No, this isn’t about sports – at least not in the way that you might think. “Lin-sanity” is used in this instance as a metaphor for the way that people behave in a society plagued by political correctness. In my opinion, it’s a damn shame. Yes, I said damn. Don’t worry, we’re still allowed to say that one.
If you’re not yet up to speed on the “Lin-Sanity” phenomenon, here’s the deal. Jeremy Lin is a pro-basketball point-guard with the New York Knicks who recently came to prominence despite being a former “bench-warmer.” To say that he proved himself to be a well-rounded basketball player is like saying that Shaquille O’Neal is sort of tall.
Almost overnight fans became captivated by Lin’s surprisingly quick moves and shooting prowess, as well as his propensity for playing “team ball” by passing the ball often and well. The fact that he’s of Asian American decent only added to the story, since the NBA features precious few players from that part of the world. Lin’s scoring streak has cooled a bit of late, but that’s how streaks go.
When Lin first came to prominence, sports writers, forever looking to differentiate from the pack literally went pun-crazy with his name. Almost every newspaper featured such uninspired phrases as Lin-spiration, Lin-sanity, Lin-surrection, Lin-ovation, Lin-put, and scores of other Lin-guistics that swapped the surname Lin for an “in” prefix. If Lin should ever get hurt while playing ball, I’m certain some dork in a tweed coat will say that he’s been “Lin-jured.” If he gets sick, they’ll say that he has a Lin-fection. The lesson is clear – one bad pun obviously deserves another.
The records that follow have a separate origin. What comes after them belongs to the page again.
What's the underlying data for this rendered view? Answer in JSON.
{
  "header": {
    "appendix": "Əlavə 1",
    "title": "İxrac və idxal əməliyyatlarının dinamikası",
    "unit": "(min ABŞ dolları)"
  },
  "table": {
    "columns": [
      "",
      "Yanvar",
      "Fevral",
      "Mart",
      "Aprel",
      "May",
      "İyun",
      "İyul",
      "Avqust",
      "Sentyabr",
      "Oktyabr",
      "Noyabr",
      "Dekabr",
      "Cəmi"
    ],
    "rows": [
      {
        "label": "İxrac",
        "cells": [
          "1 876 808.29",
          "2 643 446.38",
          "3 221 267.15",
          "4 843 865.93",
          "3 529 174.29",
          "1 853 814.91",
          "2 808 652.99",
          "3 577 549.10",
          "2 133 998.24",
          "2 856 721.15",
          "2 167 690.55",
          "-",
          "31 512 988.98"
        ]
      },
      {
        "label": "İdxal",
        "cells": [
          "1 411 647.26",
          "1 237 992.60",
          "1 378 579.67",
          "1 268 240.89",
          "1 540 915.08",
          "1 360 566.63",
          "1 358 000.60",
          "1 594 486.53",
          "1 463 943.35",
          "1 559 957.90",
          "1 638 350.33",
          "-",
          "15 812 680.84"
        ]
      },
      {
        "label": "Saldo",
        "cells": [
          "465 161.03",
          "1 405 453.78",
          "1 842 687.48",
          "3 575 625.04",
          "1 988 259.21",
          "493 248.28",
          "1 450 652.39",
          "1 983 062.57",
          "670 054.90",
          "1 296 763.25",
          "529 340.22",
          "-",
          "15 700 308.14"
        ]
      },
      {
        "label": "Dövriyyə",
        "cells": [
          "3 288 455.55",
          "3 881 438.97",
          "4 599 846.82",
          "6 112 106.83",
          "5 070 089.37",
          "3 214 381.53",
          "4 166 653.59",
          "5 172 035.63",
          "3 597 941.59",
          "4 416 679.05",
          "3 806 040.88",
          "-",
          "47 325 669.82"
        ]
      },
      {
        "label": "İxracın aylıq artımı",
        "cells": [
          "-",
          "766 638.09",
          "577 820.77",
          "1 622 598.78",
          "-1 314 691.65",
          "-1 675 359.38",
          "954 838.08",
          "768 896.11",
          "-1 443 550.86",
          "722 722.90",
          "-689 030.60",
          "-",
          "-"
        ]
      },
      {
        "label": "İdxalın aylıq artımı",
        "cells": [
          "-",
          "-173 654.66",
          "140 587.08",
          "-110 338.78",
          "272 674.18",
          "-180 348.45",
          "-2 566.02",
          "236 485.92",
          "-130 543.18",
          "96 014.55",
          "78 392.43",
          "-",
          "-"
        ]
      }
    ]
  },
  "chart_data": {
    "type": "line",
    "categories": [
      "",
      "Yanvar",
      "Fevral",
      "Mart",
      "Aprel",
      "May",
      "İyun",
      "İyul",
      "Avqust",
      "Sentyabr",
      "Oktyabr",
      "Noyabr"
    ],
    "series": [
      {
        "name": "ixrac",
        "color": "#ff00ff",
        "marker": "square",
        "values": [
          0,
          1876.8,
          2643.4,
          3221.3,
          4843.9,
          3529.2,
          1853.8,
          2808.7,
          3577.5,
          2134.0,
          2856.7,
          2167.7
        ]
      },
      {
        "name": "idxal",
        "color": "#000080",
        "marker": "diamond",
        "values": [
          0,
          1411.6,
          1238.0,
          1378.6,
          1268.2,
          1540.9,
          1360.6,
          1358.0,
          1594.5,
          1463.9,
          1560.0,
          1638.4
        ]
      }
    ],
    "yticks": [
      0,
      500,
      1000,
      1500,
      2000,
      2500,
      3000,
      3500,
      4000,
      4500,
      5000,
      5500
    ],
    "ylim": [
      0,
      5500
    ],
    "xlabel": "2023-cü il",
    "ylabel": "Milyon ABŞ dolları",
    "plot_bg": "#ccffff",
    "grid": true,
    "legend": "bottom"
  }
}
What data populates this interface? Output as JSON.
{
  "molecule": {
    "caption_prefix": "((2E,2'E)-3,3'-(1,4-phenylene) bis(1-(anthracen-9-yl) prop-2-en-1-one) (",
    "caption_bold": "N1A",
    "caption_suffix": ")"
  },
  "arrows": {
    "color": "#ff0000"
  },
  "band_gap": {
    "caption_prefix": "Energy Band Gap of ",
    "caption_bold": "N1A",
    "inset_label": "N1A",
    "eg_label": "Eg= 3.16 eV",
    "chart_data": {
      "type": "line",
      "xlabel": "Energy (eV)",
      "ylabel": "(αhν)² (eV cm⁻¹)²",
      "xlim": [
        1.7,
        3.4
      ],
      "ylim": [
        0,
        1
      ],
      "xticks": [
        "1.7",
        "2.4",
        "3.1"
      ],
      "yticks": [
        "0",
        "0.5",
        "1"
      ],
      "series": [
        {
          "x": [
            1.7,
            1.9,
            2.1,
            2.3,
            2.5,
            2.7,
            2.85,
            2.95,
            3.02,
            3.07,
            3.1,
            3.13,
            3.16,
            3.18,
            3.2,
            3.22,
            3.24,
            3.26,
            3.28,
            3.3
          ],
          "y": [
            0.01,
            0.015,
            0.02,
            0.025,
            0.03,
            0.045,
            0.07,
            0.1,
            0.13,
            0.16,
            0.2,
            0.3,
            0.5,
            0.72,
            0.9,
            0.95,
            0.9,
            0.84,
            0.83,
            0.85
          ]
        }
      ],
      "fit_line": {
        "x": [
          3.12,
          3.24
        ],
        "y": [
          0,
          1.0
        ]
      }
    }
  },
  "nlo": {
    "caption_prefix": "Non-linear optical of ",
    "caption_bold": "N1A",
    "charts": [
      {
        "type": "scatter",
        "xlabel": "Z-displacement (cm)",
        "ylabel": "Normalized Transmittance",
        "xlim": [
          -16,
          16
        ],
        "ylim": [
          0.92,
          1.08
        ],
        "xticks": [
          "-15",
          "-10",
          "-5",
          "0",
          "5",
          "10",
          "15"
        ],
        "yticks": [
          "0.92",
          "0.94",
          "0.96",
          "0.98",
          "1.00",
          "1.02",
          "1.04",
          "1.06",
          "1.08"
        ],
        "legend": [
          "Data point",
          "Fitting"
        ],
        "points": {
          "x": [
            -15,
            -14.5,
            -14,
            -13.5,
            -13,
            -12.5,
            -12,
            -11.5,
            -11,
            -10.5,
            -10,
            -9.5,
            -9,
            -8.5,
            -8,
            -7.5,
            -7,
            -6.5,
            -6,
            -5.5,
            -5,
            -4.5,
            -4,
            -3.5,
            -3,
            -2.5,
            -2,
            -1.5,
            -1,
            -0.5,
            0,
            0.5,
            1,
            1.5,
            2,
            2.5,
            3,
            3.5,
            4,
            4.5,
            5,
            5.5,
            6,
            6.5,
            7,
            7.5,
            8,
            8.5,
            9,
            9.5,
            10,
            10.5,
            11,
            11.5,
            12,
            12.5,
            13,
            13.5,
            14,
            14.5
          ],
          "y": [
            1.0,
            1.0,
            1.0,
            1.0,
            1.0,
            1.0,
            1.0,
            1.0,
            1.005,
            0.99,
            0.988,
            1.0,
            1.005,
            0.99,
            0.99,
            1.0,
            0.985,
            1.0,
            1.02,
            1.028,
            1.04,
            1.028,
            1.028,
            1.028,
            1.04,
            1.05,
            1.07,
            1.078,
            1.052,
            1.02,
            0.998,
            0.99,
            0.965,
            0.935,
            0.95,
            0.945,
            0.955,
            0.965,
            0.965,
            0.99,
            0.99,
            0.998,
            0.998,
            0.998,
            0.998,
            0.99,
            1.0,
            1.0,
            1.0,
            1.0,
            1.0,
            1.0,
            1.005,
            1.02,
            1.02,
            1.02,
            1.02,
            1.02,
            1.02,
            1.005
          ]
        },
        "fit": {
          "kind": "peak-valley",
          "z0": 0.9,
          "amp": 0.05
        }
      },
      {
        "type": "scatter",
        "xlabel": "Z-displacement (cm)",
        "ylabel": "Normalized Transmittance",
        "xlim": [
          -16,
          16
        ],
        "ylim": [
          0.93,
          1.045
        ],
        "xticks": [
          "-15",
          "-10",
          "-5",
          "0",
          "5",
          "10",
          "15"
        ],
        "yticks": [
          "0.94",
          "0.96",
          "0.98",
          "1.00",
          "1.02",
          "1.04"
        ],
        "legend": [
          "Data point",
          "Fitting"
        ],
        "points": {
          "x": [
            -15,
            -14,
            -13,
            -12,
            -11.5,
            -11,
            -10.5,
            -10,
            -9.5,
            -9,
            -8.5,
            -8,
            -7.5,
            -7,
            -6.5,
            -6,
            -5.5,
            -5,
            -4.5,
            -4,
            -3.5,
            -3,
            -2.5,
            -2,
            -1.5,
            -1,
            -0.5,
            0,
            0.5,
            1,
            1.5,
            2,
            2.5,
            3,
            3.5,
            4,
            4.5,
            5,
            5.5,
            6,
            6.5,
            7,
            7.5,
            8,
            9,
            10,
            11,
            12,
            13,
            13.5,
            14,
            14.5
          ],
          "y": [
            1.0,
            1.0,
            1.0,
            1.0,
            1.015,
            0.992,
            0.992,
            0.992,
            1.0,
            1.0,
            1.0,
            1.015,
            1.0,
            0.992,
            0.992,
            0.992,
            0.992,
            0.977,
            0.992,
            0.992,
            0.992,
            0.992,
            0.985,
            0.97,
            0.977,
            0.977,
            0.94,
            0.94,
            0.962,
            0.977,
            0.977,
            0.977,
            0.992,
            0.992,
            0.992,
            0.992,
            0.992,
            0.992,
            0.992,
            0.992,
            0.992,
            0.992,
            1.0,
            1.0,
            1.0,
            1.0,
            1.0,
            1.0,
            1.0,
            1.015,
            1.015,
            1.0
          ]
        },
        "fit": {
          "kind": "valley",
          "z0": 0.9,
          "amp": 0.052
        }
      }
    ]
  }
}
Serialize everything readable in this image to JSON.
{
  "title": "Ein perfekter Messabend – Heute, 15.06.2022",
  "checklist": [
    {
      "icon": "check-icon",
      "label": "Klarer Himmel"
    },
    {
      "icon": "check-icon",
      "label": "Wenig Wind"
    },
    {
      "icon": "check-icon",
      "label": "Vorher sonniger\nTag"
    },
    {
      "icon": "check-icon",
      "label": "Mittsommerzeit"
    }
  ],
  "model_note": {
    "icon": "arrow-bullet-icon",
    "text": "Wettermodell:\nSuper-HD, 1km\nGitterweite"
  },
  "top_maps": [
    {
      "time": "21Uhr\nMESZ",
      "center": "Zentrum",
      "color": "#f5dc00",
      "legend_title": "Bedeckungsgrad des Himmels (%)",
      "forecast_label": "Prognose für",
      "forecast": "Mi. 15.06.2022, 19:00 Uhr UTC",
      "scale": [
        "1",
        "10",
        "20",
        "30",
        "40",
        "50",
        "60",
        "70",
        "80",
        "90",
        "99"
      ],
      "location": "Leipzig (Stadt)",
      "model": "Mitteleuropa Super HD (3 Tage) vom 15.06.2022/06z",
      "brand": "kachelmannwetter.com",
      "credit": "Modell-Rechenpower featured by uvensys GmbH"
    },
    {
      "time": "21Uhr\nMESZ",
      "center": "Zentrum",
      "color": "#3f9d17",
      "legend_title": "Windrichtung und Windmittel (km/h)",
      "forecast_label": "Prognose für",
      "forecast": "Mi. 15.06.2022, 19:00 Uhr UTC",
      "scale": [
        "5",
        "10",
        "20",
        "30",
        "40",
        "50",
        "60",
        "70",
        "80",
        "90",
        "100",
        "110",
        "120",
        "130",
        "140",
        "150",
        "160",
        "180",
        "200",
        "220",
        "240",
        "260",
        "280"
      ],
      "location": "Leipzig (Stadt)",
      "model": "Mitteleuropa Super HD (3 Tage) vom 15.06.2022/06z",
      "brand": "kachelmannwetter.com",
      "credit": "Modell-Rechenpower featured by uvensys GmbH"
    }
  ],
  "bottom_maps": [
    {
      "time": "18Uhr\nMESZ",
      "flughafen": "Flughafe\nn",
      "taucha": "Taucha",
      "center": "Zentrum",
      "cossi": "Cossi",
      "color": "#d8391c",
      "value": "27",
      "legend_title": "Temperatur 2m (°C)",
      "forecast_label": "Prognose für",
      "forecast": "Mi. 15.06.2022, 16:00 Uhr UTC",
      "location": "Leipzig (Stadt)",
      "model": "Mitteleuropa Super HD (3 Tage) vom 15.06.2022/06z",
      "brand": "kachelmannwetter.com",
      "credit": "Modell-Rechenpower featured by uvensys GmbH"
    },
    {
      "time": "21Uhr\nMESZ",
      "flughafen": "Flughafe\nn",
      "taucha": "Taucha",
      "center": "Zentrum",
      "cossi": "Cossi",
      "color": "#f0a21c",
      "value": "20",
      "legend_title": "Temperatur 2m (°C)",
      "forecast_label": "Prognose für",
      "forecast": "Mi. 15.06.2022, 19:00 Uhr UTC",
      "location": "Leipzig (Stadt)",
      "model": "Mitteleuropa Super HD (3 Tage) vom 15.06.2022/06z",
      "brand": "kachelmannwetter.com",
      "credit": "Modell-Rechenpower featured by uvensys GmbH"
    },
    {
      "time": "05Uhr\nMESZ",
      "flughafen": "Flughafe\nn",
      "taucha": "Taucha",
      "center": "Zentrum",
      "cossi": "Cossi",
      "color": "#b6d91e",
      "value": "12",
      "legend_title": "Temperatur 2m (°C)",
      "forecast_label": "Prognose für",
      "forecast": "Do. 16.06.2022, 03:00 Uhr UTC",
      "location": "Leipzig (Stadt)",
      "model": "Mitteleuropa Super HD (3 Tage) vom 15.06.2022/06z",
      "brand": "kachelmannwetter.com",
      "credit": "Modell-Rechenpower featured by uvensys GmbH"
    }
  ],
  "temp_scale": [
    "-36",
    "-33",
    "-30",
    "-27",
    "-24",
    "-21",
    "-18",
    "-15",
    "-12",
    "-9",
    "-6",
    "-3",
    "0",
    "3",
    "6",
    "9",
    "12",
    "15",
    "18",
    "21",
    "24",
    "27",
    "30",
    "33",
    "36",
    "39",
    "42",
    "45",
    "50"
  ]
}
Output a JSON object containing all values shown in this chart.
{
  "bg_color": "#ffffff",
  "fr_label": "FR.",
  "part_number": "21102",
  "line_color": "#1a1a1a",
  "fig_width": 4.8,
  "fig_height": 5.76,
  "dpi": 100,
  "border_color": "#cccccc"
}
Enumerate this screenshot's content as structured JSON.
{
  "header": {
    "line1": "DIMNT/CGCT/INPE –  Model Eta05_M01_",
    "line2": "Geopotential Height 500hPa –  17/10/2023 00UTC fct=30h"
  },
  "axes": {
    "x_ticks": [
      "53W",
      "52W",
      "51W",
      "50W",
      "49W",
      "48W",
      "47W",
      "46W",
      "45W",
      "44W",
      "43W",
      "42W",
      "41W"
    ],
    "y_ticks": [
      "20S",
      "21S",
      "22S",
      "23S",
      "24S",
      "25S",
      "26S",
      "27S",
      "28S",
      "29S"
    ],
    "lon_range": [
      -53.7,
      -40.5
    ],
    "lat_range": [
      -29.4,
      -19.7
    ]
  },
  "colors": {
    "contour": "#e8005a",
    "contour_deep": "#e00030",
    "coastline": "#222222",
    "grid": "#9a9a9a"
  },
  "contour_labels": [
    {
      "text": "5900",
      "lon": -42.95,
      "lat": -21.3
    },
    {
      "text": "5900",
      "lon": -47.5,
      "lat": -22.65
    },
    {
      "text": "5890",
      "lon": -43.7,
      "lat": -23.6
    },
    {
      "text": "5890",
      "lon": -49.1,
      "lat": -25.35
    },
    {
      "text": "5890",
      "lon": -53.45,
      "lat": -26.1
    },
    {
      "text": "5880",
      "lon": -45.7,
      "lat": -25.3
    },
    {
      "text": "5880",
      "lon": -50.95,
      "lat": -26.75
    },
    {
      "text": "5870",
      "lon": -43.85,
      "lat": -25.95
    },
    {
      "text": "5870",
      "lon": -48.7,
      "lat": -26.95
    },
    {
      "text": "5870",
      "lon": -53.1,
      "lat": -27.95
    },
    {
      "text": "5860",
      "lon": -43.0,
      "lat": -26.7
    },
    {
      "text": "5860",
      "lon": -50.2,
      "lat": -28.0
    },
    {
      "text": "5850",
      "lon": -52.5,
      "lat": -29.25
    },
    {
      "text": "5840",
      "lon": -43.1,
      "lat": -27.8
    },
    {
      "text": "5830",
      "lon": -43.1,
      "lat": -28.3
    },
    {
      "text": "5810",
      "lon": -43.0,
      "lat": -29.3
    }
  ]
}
But this, as they say is not about that. This is about what happens to good people in 2012 if they accidentally cross an often imperceptible line, as 28-year-old ESPN news-editor Anthony Federico did recently when he wrote the headline, “A chink in the armor” to describe gaps, or “chinks” in Lin’s game.
“I wrote the headline in reference to the tone of the column and not to Jeremy Lin’s race,” Federico explained after he was hypocritically raked over the coals by the media and those who chose to believe that his use of the saying was racism tinged. “It was a lapse in judgment and not a racist pun. It was an awful editorial omission and it cost me my job…”
Federico then tells of his charitable works with the poor and points out how crazy it would have been for him, a young journalist on the rise, to write an overtly racist headline.
I believe him. I have personally used the phrase “chink in the armor” numerous times in articles throughout the years. The word is defined as a gap or crevice, and the phrase is generally used to describe a weakness or “gap” in someone’s skill set – an Achilles heel in his or her arsenal if you will. A slang version of “chink” has also been used maliciously as a slur against Chinese- Americans, but any reasonable person who has ever heard this four-word combination knows that it is in no way a pejorative term. Not even close.
Lin himself doesn’t believe that Federico meant any harm with this and has openly accepted his apology. But Lin’s forgiveness doesn’t matter one iota. In a fear-driven rush, ESPN fired Federico for his oversight. Do the big-wigs at ESPN really believe that Federico’s headline was prejudice driven? Probably not. But they’re in the game to make money. To avert a potential loss of advertisers they showed typical corporate disloyalty and cowardice by dumping Federico squarely on his ass for the supposed infraction. Yes, I said ass. Don’t worry; it’s just a slang word that means donkey. Somehow, we’ll all survive.
And therein lies a lesson for all. Maybe someday it will be you that makes an innocuous remark, and then has to pay the piper for this imagined sin. If you’ve been riding the politically correct train up until that point, you’ll be mighty shocked when that train suddenly derails and the vultures of political correctness pounce upon you. And pounce they most certainly will. But don’t go looking for any sympathy. In this twisted, tiptoe-over-eggshells world that you helped endorse, it was only a matter of time. Truth be told, that’s the real chink in the armor in America, and a “bloody” sad one at that.
Covered, smeared, or running with bloo
Vulgar. Used to express anger, annoyance, or shock
Can you guess which meaning I was going for?